そのことが評判となり、算法家としても知られる久留米藩主有馬頼徸から、あきを姫君の算法の指南役にしたいという話が、父の友人の谷素外を通して舞い込んできた。屋敷勤めに興味はないものの、逼迫する家計を助けるため、貧しい子供たちに算法を教える塾を開く資金を得るため、あきはしぶしぶ承諾する。異例の出世と周囲は舞い上がるが、有馬家には三之助の師匠の藤田貞資も家臣として仕えていた。藤田は関流の面子を守るため、流派から算法に長けたもう一人の少女、中根宇多を呼んで、あきに勝負を挑んできた。
刊行の翌1974年、『算法少女』は児童文学として評価され、サンケイ児童出版文化賞を受賞した[4]。数学教育の現場でも受け入れられ、多くの読者を得た。また、異例なところでは『推理小説の評論家として高名なさる方から』『推理小説作家の会合に出てみないか』と誘われた、と遠藤は筑摩書房のPR誌『ちくま』同年9月号にて告白している[5]。ともあれこの作品の特徴は、一見関連の薄い多様な分野からそれぞれ高い評価を得ていることである。
しかし出版から十余年を経て、小説『算法少女』は絶版(厳密には在庫切れ増刷未定)となる。遠藤によれば「本も商品ですから」。

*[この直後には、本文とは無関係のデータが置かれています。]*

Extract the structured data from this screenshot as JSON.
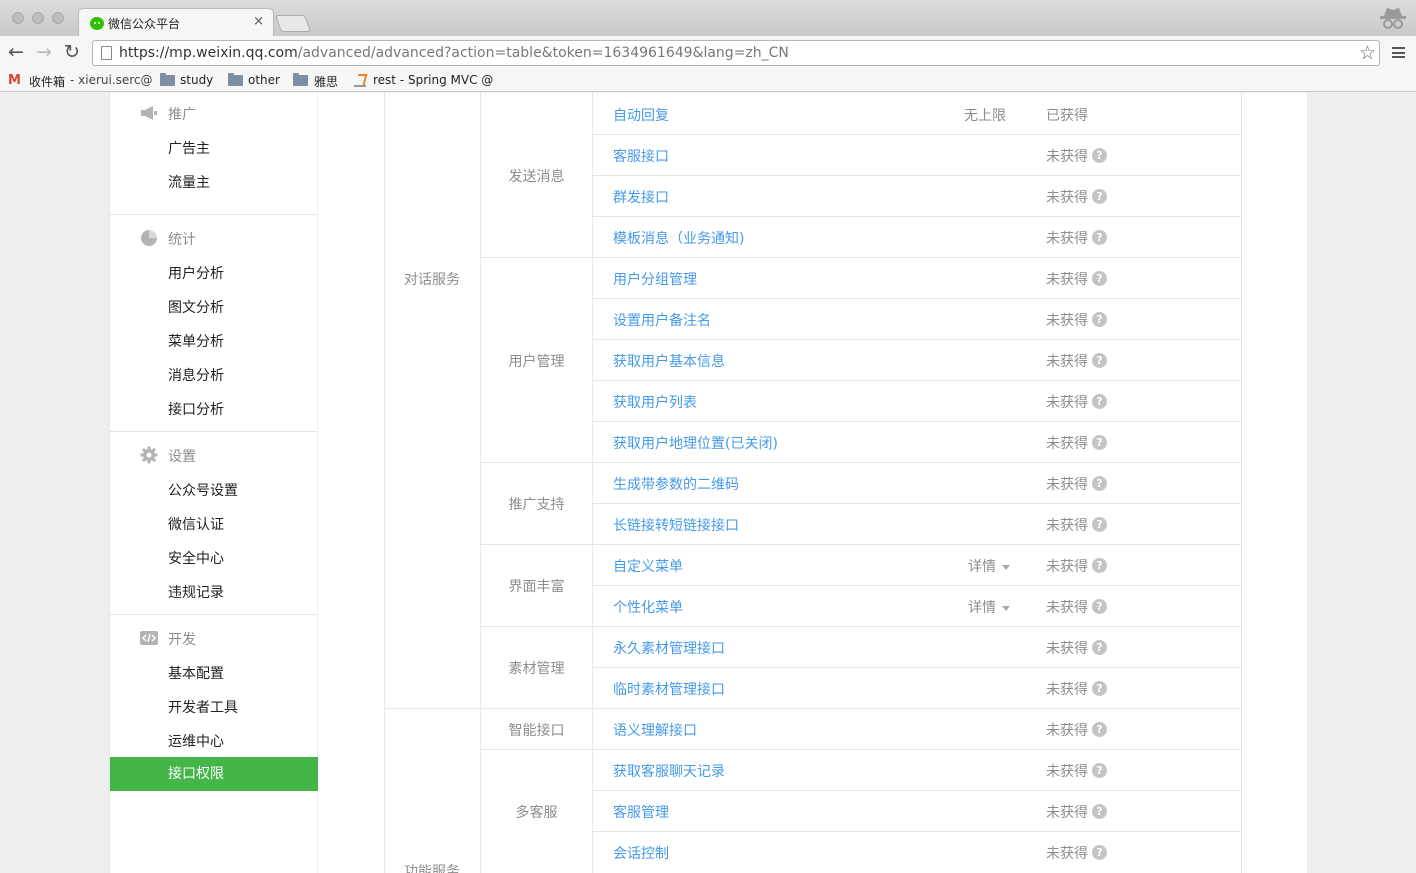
{
  "browser": {
    "tab_title": "微信公众平台",
    "tab_close": "×",
    "url_host": "https://mp.weixin.qq.com",
    "url_path": "/advanced/advanced?action=table&token=1634961649&lang=zh_CN",
    "back": "←",
    "forward": "→",
    "reload": "↻",
    "star": "☆",
    "bookmarks": [
      {
        "label": "收件箱",
        "icon": "gmail-icon"
      },
      {
        "label": "- xierui.serc@",
        "icon": ""
      },
      {
        "label": "study",
        "icon": "folder-icon"
      },
      {
        "label": "other",
        "icon": "folder-icon"
      },
      {
        "label": "雅思",
        "icon": "folder-icon"
      },
      {
        "label": "rest - Spring MVC @",
        "icon": "stackoverflow-icon"
      }
    ]
  },
  "sidebar": {
    "groups": [
      {
        "title": "推广",
        "icon": "megaphone-icon",
        "items": [
          "广告主",
          "流量主"
        ]
      },
      {
        "title": "统计",
        "icon": "pie-chart-icon",
        "items": [
          "用户分析",
          "图文分析",
          "菜单分析",
          "消息分析",
          "接口分析"
        ]
      },
      {
        "title": "设置",
        "icon": "gear-icon",
        "items": [
          "公众号设置",
          "微信认证",
          "安全中心",
          "违规记录"
        ]
      },
      {
        "title": "开发",
        "icon": "code-icon",
        "items": [
          "基本配置",
          "开发者工具",
          "运维中心",
          "接口权限"
        ]
      }
    ],
    "active_item": "接口权限",
    "active_color": "#44b549"
  },
  "table": {
    "categories": [
      {
        "name": "对话服务",
        "subcategories": [
          {
            "name": "发送消息",
            "rows": [
              {
                "api": "自动回复",
                "limit": "无上限",
                "status": "已获得",
                "help": false
              },
              {
                "api": "客服接口",
                "status": "未获得",
                "help": true
              },
              {
                "api": "群发接口",
                "status": "未获得",
                "help": true
              },
              {
                "api": "模板消息（业务通知)",
                "status": "未获得",
                "help": true
              }
            ]
          },
          {
            "name": "用户管理",
            "rows": [
              {
                "api": "用户分组管理",
                "status": "未获得",
                "help": true
              },
              {
                "api": "设置用户备注名",
                "status": "未获得",
                "help": true
              },
              {
                "api": "获取用户基本信息",
                "status": "未获得",
                "help": true
              },
              {
                "api": "获取用户列表",
                "status": "未获得",
                "help": true
              },
              {
                "api": "获取用户地理位置(已关闭)",
                "status": "未获得",
                "help": true
              }
            ]
          },
          {
            "name": "推广支持",
            "rows": [
              {
                "api": "生成带参数的二维码",
                "status": "未获得",
                "help": true
              },
              {
                "api": "长链接转短链接接口",
                "status": "未获得",
                "help": true
              }
            ]
          },
          {
            "name": "界面丰富",
            "rows": [
              {
                "api": "自定义菜单",
                "detail": "详情",
                "status": "未获得",
                "help": true
              },
              {
                "api": "个性化菜单",
                "detail": "详情",
                "status": "未获得",
                "help": true
              }
            ]
          },
          {
            "name": "素材管理",
            "rows": [
              {
                "api": "永久素材管理接口",
                "status": "未获得",
                "help": true
              },
              {
                "api": "临时素材管理接口",
                "status": "未获得",
                "help": true
              }
            ]
          }
        ]
      },
      {
        "name": "功能服务",
        "subcategories": [
          {
            "name": "智能接口",
            "rows": [
              {
                "api": "语义理解接口",
                "status": "未获得",
                "help": true
              }
            ]
          },
          {
            "name": "多客服",
            "rows": [
              {
                "api": "获取客服聊天记录",
                "status": "未获得",
                "help": true
              },
              {
                "api": "客服管理",
                "status": "未获得",
                "help": true
              },
              {
                "api": "会话控制",
                "status": "未获得",
                "help": true
              }
            ]
          }
        ]
      }
    ],
    "help_glyph": "?",
    "link_color": "#459ae9"
  }
}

すでに遠藤自身も復刊を諦めかけた頃、都立戸山高校のある教諭が、生徒への課題に小説『算法少女』を用いた。絶版ゆえに手書きの丁寧な資料を作成するほどの熱心さだった。また、東大寺学園中学・高校教諭である小寺裕の音頭で復刊ドットコムに小説『算法少女』が登録された。瞬く間にまとまった票が集まったが、まだ復刊には道のりが遠かった。お茶の水女子大学と文京区の共催で2004年『和算の贈り物』というイベントが催された。その折り、多くの数学者とともに遠藤に講演の機会が与えられた。これに弾みを得て、月刊誌『数学セミナー』の元編集者亀井哲治郎の尽力により、2006年、30年ぶりに小説『算法少女』がちくま学芸文庫から復刊されることになった[2]。
歴史・時代漫画雑誌『コミック乱』(リイド社)において2010年から2014年まで、秋月めぐるによる漫画版が連載された。
制作工房赤の女王[7]によって2015年にアニメ映画化され、2016年12月24日に公開された。以後、国内とカンボジアで上映された[8]。